The casual burger restaurant has survived the high-end burger bubble, and is described as one of the nation's fastest-growing better-burger chains with about 125 restaurants. But is now really a good time to be going public, and more importantly, should investors consider buying in?
The end of the better-burger bubble
The fast-casual space was looking for the next new thing to capitalize on the strength of Chipotle Mexican Grill, and though Shake Shack (SHAK -3.52%) was not the first better-burger shop, its IPO in 2015 seemed to kick the concept into high gear.
Soon there appeared to be a fast-casual burger joint on every corner. Now we have Five Guys, Smashburger, Umami Burger, Burgerim, Jake's Wayback Burger, Bobby's Burger Palace, FAT Brands' (FAT 1.49%) Fatburger and Elevation Burger, In-N-Out Burger, and The Habit Burger Grill. And, of course, BurgerFi.
While many of the restaurants remain in business, Burgerim was a notable flameout that ended up going bankrupt, while Habit Burger was acquired by Yum! Brands (YUM -0.81%) for $14 a share -- or $4 per share less than its own IPO five years ago, as sales growth faltered.
Shake Shack itself was feeling pressured by slowing sales even before the coronavirus pandemic, and its stock trades for $53 today, just 13% above when it went public, compared with a 54% gain for the S&P 500.
Fatburger also used a process to go public that circumvented the traditional IPO process called Regulation A+ that lets companies raise $50 million from the general public rather than only from accredited investors. Its stock has lost 70% of its value since its debut.
Where's the beef?
While BurgerFi has grown to over 100 restaurants, that's a glacial pace for a company founded in 2011. It's true the acquisition with Opes could provide the financing it needs to expand its footprint, but the intensely competitive nature of the industry means it's still going to have a difficult time standing out from its rivals.
There's little that distinguishes BurgerFi from any of the other fast-casual chains, and vice versa. They're all using similar higher quality ingredients, and all offer that "built to order" freshness.

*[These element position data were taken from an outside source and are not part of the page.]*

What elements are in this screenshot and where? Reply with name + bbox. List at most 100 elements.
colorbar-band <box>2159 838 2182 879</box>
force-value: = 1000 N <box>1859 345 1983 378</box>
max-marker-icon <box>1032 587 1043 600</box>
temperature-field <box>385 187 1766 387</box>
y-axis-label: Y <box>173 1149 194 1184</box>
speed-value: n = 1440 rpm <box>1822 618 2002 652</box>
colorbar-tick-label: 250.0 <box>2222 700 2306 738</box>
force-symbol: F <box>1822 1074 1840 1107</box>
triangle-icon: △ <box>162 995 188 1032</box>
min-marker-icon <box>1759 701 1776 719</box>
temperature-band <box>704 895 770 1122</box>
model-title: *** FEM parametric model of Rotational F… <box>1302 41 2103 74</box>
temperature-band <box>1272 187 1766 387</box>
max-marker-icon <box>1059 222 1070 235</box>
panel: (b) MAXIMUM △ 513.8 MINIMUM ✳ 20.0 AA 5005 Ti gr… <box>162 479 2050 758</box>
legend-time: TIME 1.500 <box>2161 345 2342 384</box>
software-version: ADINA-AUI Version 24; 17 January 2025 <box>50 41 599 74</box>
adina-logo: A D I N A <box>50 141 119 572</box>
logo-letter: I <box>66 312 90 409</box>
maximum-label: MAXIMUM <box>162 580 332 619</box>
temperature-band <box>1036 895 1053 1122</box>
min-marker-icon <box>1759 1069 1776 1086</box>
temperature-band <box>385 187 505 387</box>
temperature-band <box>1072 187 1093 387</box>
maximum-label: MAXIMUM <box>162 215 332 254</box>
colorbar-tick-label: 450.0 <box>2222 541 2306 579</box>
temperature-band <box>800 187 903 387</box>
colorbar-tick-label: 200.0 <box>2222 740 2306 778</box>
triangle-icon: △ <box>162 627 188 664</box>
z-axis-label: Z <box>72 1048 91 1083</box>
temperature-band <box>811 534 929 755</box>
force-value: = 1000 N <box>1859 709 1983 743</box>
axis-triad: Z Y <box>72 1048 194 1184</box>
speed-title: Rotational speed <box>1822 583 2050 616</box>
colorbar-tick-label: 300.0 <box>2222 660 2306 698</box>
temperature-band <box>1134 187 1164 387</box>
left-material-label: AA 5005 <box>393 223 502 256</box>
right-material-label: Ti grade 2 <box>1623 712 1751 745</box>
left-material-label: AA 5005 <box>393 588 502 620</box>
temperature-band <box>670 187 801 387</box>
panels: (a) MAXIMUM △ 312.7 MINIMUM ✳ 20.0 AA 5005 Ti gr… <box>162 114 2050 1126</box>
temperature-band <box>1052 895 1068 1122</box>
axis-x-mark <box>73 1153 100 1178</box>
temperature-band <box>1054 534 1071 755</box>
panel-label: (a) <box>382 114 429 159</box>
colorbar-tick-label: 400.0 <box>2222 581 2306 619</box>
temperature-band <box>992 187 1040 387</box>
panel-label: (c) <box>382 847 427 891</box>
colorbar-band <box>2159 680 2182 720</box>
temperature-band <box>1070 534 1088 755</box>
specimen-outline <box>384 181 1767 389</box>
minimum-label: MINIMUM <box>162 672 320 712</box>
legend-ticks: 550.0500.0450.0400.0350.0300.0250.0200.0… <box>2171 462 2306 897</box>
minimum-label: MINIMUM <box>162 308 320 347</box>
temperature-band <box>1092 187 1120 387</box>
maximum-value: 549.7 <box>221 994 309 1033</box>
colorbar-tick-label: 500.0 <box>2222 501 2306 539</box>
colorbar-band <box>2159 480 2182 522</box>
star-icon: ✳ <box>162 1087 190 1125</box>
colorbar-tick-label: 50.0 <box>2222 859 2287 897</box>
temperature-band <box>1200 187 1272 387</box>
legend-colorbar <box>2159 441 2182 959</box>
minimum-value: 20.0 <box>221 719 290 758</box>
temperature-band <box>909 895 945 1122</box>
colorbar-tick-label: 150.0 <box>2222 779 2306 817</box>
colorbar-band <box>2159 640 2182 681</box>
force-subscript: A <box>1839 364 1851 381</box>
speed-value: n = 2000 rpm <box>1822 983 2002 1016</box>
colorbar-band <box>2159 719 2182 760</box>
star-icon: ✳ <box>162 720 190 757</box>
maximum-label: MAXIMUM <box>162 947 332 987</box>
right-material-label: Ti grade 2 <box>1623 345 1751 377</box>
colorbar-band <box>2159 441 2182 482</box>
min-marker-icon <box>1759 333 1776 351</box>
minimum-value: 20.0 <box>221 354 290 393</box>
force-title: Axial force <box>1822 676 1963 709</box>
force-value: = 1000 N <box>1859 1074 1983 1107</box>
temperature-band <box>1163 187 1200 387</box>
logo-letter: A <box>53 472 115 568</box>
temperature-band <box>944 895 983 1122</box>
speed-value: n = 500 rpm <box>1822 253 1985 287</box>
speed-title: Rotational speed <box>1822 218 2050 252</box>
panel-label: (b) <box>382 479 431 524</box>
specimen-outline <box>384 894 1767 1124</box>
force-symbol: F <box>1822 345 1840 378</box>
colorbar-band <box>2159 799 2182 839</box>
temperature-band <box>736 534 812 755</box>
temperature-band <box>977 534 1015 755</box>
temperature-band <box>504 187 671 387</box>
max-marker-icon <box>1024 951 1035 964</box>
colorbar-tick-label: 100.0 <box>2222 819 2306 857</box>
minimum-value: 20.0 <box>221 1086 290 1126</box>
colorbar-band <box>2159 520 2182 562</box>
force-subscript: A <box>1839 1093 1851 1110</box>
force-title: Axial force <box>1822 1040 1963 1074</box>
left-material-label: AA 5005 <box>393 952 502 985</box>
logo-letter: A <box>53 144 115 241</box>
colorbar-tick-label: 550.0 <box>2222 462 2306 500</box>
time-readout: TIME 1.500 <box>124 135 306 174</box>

Yet even McDonald's, Wendy's, and Restaurant Brands International's Burger King have greatly improved their menus and the quality of their ingredients, while their ubiquity allows them to overcome the constraints of being quick-serve rather than fast casual.
Consumers have a lot of choice, and price is also a potential pitfall for BurgerFi. Its basic burger goes for $6.50 in my area, while adding in fries and a soda puts you over $13 for the meal. That's slightly more expensive than a ShackBurger meal that goes for around $11.50, but much more than a Habit charburger meal, which costs just $8.60.
Restaurants also need to consider social distancing for their dining rooms, which will limit customer capacity in the near term. Takeout efficiency is going to be crucial to growing the business, and BurgerFi may find itself at a disadvantage.
Drive-thru has been key to McDonald's and Wendy's longevity, and while BurgerFi has takeout and delivery options in place, its fast-casual peers like Habit also have drive-thru lanes in many locations already, and Shake Shack is installing them where possible (it's also punching holes in its walls for added contactless pickup).
As BurgerFi expands, it will need to consider such options as well, which could increase the costs of growth.
Better as a meal than as an investment
A publicly traded BurgerFi doesn't seem to offer much to investors. It's an exceptionally crowded market where rivals have had a hard time growing sales. As the pandemic has imposed new limitations on growth for the foreseeable future, the fast-casual chain may find it difficult to show investors a decent return, if any.
Restaurants are going to be hard-pressed to survive, with suggestions that same-store sales growth is impossible for the foreseeable future. Going public now, even through a merger as BurgerFi and Opes Acquisition are doing, seems like a losing investment.